Sebagaimana dilansir di berbagai media massa beberapa waktu terakhir, Ketua Komisi Pemberantasan Korupsi (KPK) Agus Rahardjo mengatakan kasus suap yang melibatkan 38 anggota DPRD Sumatera Utara periode 2009-2014 dan 2014-2019 merupakan bentuk korupsi massal. Ke-38 politisi tersebut diketahui menerima suap dari mantan Gubernur Provinsi Sumatera Utara, Gatot Pujo Nugroho. Suap itu terkait persetujuan laporan pertanggungjawaban Pemerintah Provinsi Sumatera Utara untuk Tahun Anggaran 2012-2014 oleh DPRD Sumut, Persetujuan Perubahan APBD Provinsi Sumut Tahun 2013-2014 oleh DPRD Sumut.

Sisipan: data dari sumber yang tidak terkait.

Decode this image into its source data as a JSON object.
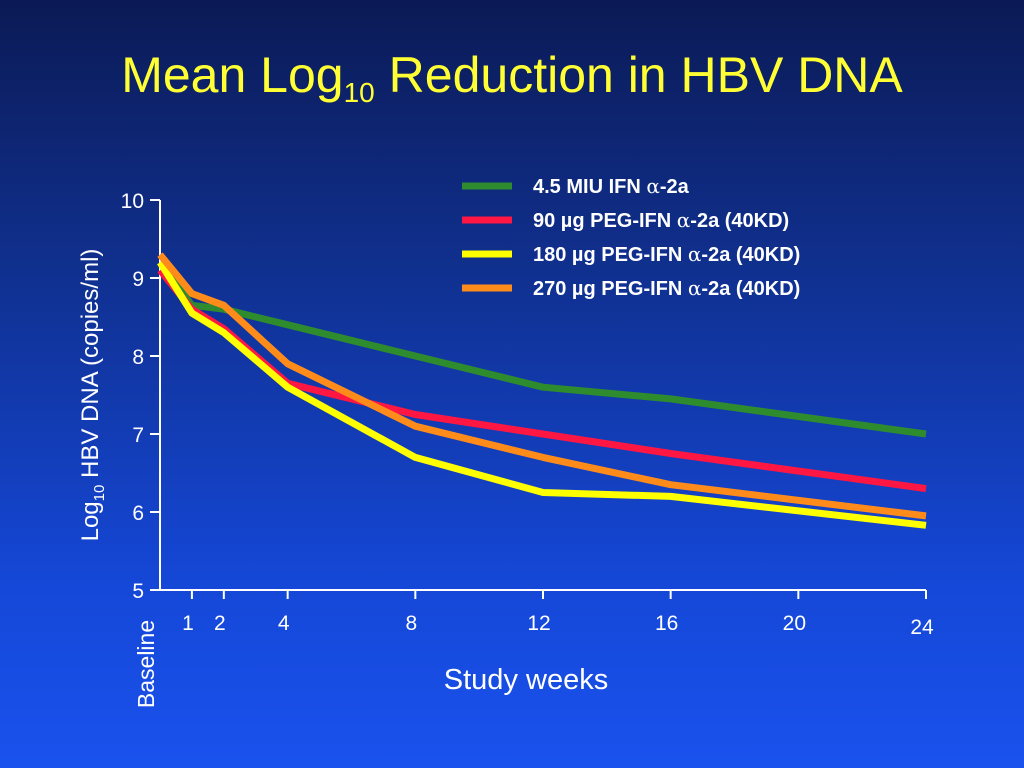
{
  "slide": {
    "title_main": "Mean Log",
    "title_sub": "10",
    "title_rest": " Reduction in HBV DNA"
  },
  "chart_data": {
    "type": "line",
    "title": "Mean Log10 Reduction in HBV DNA",
    "xlabel": "Study weeks",
    "ylabel": {
      "prefix": "Log",
      "sub": "10",
      "rest": " HBV DNA (copies/ml)"
    },
    "baseline_label": "Baseline",
    "x_ticks": [
      1,
      2,
      4,
      8,
      12,
      16,
      20,
      24
    ],
    "y_ticks": [
      5,
      6,
      7,
      8,
      9,
      10
    ],
    "xlim": [
      0,
      24
    ],
    "ylim": [
      5,
      10
    ],
    "grid": false,
    "legend_position": "top-right",
    "x": [
      0,
      1,
      2,
      4,
      8,
      12,
      16,
      24
    ],
    "series": [
      {
        "name": "4.5 MIU IFN α-2a",
        "name_prefix": "4.5 MIU IFN ",
        "name_greek": "α",
        "name_suffix": "-2a",
        "color": "#2e8b2e",
        "values": [
          9.2,
          8.65,
          8.6,
          8.4,
          8.0,
          7.6,
          7.45,
          7.0
        ]
      },
      {
        "name": "90 µg PEG-IFN α-2a (40KD)",
        "name_prefix": "90 µg PEG-IFN ",
        "name_greek": "α",
        "name_suffix": "-2a (40KD)",
        "color": "#ff1744",
        "values": [
          9.1,
          8.6,
          8.35,
          7.65,
          7.25,
          7.0,
          6.75,
          6.3
        ]
      },
      {
        "name": "180 µg PEG-IFN α-2a (40KD)",
        "name_prefix": "180 µg PEG-IFN ",
        "name_greek": "α",
        "name_suffix": "-2a (40KD)",
        "color": "#ffff00",
        "values": [
          9.2,
          8.55,
          8.3,
          7.6,
          6.7,
          6.25,
          6.2,
          5.83
        ]
      },
      {
        "name": "270 µg PEG-IFN α-2a (40KD)",
        "name_prefix": "270 µg PEG-IFN ",
        "name_greek": "α",
        "name_suffix": "-2a (40KD)",
        "color": "#ff8c1a",
        "values": [
          9.3,
          8.8,
          8.65,
          7.9,
          7.1,
          6.7,
          6.35,
          5.95
        ]
      }
    ]
  }
}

Kemudian terkait pengesahan APBD Sumut Tahun Anggaran 2014-2015 dan penolakan penggunaan hak interpelasi anggota DPRD Sumut pada 2015.

Para tersangka disangkakan melanggar Pasal 12 huruf a atau huruf b atau Pasal 11 Undang-undang Nomor 31 Tahun 1999 tentang Pemberantasan Tindak Pidana Korupsi sebagaimana diubah dengan UU Nomor 20 tahun 2001 jo Pasal 64 ayat (1) dan Pasal 55 ayat (1) ke-1 KUHP karena memanfaatkan kewenangan mereka sebagai pintu untuk kong kalikong dengan pihak eksekutif, dalam hal ini Gatot selaku gubernur.

Kasus korupsi semacam ini dilakukan secara massal dengan memanfaatkan pelaksanaan fungsi dan kewenangan legislatif, sebagai pintu yang membuka peluang terjadinya kong kalikong antara eksekutif dan legislatif yang bertujuan untuk mengamankan kepentingan masing-masing, atau mengambil manfaat untuk kepentingan pribadi ataupun kelompoknya.

Berikutnya, kasus korupsi DPRD Kota Malang, Jawa Timur. Pada kasus ini disinyalir akan melumpuhkan pembangunan di Kota Malang. Hal itu paling tidak bisa dipahami pasca penetapan tersangka terhadap 22 anggota DPRD Kota Malang oleh Komisi Pemberantasan Korupsi (KPK) terkait kasus suap pembahasan APBD-P Kota Malang tahun anggaran 2015 pada Senin (3/9/2018).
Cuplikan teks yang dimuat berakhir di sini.